Monday, January 26, 2009

Juan Felipe Herrera is on Fire!

TNS #1 contributor Juan Felipe Herrera's Half the World in Light has been nominated for a National Book Critics Circle award for poetry. Buena Suerte!

Sunday, January 18, 2009

Contributor Kudos

Hey Normals,

Check out the new book by TNS #1 contributor, Austin Ratner, coming out from the very cool new Bellevue Literary Press, a press dedicated to books at the "intersection of art and science"

http://www.blpbooks.org/books/jumpartist.html


"THE JUMP ARTIST is a beautifully scrupulous, intricately detailed novel about joy and
despair, anti-Semitism and assimilation, and like a great photograph, it
seems to miss nothing, and to catch its subject in all his complexity."
--Charles Baxter, author of Feast of Love and The Soul Thief

THE JUMP ARTIST is based on the true story of Philippe Halsman, a man who Adolf Hitler
knew by name, who Sigmund Freud wrote about in 1931, and who put Marilyn Monroe on
the cover of Lifemagazine. The story begins in September 1928, when Halsman and his father were hiking in the Tyrolean Alps. Halsman's father was murdered and Halsman
stood trial for patricide. He endured prison and exile and, while haunted
by the tragedy, he ultimately transformed himself from a victim of
history into the world-famous Life photographer
who defined American post-war optimism. However, he kept his tragic past
a secret.

Thursday, January 15, 2009

Emergent Normal

Normals,

Our good friend, Dan Wickett over at the Emerging Writers Network, posted a nice little plug for The Normal School. If you haven't spent some time on EWN and seen the good things Dan and his merry band have done, please do. He's a great guy who has done a lot to help literary writers.

He's also incredibly Normal.

TNS

Contributor Kudos

Hey Normals,

Our contributors to TNS #1 continue to rack up the successes. Check these out:

Erinn Batykefer's new book of poems Allegheny, Monongahela is coming out from Red Hen Press and debuting at AWP!!

Laura Pritchett's new book, Going Green: True Tales from Gleaners, Scavengers, and Dumpster Divers will be released on Earth Day from the University of Oklahoma Press. You can see more about it here: http://www.oupress.com/bookdetail.asp?isbn=978-0-8061-4013-1

Congrats Normal Contributors. We love you!

Barry Normal

Wednesday, January 14, 2009

Barnes & Noblelicious

Hey Gang,

Check out these apples: The Normal School was just picked up nationally by the book behemoth, Barnes & Noble. They ordered a staggering number of copies . . . That means we'll be rubbing spines with the likes of Harper's, McSweeney's, Tin House, and the select few other lit mags that make their rack.

If you live near one of these places (and I know you do), please visit them weekly, stand just inside their wide glass doors, and scream at the top of your lungs, "I want to be Normal!" It's kind of like the Bat Signal. We'll do our best to get copies to you if the staff can't help.

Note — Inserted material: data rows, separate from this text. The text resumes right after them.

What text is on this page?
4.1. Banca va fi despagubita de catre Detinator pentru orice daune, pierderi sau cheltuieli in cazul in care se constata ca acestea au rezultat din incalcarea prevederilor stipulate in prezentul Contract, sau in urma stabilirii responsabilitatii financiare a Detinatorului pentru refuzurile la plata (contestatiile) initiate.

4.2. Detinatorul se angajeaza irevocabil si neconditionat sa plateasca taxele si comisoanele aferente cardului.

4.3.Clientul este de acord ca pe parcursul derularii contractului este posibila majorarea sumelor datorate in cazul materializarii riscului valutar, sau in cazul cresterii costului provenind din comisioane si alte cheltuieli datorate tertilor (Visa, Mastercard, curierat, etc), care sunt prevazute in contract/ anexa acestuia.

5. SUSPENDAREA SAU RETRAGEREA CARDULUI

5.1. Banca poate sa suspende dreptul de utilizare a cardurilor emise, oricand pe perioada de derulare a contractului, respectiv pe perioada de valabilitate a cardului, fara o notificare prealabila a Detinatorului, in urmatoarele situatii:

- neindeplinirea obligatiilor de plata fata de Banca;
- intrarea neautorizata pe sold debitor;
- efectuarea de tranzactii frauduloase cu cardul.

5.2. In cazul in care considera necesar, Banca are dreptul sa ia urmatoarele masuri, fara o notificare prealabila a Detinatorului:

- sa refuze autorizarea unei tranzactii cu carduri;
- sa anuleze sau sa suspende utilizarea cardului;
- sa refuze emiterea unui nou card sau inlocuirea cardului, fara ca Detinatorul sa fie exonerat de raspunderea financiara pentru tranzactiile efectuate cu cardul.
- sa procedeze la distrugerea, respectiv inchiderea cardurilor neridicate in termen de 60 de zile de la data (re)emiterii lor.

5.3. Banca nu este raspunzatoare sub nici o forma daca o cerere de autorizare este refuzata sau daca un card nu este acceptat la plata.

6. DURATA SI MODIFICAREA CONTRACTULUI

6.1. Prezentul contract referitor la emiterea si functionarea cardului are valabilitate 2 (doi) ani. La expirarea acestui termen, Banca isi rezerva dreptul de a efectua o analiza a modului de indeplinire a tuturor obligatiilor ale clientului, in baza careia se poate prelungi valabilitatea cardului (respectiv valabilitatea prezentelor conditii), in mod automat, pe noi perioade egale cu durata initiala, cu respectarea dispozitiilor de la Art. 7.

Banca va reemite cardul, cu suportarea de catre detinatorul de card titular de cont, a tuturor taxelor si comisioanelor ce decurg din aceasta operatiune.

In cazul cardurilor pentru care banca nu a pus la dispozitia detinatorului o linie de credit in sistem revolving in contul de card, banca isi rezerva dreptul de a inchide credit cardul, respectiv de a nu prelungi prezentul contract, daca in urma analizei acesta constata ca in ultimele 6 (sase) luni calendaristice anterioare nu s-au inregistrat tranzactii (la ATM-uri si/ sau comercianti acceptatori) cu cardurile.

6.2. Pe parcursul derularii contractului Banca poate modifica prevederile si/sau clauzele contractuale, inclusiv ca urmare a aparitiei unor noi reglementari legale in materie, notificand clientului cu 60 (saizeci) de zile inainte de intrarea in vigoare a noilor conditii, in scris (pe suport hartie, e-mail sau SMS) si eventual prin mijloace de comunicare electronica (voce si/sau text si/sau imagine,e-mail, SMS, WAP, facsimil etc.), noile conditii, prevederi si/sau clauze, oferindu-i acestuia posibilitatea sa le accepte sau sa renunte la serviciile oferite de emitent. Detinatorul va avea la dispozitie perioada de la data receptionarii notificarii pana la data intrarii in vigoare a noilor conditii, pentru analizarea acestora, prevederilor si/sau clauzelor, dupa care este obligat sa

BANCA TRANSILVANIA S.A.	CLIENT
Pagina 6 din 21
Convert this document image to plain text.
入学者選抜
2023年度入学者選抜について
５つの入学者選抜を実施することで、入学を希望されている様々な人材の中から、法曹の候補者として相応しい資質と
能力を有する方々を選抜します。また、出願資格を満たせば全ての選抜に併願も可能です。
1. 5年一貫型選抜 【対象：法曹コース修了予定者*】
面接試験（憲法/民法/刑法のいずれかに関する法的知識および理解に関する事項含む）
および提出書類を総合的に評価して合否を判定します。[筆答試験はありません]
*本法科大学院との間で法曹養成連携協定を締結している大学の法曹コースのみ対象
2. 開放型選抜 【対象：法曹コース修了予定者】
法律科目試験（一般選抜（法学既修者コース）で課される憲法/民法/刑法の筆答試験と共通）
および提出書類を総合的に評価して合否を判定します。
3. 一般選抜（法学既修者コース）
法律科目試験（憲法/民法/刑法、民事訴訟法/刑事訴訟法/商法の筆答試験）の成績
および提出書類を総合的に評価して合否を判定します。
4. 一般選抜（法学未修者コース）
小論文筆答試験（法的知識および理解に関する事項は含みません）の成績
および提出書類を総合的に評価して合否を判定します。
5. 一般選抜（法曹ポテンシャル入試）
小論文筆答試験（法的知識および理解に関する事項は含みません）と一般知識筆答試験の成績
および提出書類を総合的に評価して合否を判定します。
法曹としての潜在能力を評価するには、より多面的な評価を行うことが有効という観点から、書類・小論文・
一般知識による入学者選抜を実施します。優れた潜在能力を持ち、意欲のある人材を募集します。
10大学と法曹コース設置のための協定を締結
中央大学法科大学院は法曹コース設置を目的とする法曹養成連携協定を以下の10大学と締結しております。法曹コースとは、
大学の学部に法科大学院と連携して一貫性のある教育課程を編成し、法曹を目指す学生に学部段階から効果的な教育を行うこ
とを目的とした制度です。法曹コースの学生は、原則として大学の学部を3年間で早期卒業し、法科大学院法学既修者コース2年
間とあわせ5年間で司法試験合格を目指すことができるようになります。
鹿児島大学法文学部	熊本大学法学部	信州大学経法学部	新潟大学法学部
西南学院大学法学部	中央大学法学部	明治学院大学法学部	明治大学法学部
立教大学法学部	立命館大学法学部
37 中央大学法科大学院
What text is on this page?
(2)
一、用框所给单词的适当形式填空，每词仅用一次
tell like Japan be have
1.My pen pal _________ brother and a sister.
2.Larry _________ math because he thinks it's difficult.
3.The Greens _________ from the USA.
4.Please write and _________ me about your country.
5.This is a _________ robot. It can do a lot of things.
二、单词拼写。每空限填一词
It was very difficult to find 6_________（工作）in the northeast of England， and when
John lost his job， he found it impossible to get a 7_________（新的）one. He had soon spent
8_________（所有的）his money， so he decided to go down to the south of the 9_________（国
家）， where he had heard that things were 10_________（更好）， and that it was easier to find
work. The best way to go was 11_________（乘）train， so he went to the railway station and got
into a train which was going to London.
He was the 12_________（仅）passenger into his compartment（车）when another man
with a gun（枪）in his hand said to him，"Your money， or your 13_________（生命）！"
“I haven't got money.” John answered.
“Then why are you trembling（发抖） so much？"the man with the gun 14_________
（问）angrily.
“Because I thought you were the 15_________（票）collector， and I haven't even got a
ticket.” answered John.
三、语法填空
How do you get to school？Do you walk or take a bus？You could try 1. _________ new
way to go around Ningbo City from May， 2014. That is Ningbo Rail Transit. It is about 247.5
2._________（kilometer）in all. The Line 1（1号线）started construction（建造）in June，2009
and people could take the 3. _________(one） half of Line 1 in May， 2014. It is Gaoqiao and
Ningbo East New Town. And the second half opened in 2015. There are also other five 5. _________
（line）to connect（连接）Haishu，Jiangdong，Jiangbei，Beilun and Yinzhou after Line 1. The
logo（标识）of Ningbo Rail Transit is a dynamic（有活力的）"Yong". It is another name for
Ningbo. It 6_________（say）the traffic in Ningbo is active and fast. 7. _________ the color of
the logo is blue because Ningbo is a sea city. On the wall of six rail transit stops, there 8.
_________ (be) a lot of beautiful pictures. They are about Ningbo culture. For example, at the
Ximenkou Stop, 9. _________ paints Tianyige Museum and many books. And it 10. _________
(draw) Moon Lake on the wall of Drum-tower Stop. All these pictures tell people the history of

Believe it or not, but we're in danger of selling out of #1! Get yours now by subscribing through the website.

Peas.

SWC

Sunday, January 11, 2009

Grantabulous!

TNS #1 contributor Aimee Nezhukumatathil ("The Sick Diet," p. 31) has been awarded an NEA grant in poetry. Congragulations to Aimee!

Monday, January 5, 2009

Follow that Editor!

Adam Braver's Nov 22, 1963 was recently reviewed on the Emerging Writer's Network:

40. Nov 22, 1963 by Adam Braver
2008 Tin House 208 pages
Review copy supplied by Tin House at BEA

Adam Braver has done something that might have seemed impossible not long ago - he's created a fresh look at the events of November 22, 1963, and the assassination of John F. Kennedy. He's done so by avoiding the main incident in his writing, and instead looking at some of the quieter events surrounding the day - Jackie's getting dressed that morning, the dealings with the local funeral home, the story of Vaughn Ferguson, who, working with the White House garage, was in charge of getting the car cleaned and back up to speed. Braver has found a way to once again dip into this event that shattered a nation, and reminds us of how devastating a day it was without simply re-hashing what others have written before. It's a bold task for a writer, begin to write about something that every reader picking the ball up already thinks they know the ending to, but Braver was more than up to the task.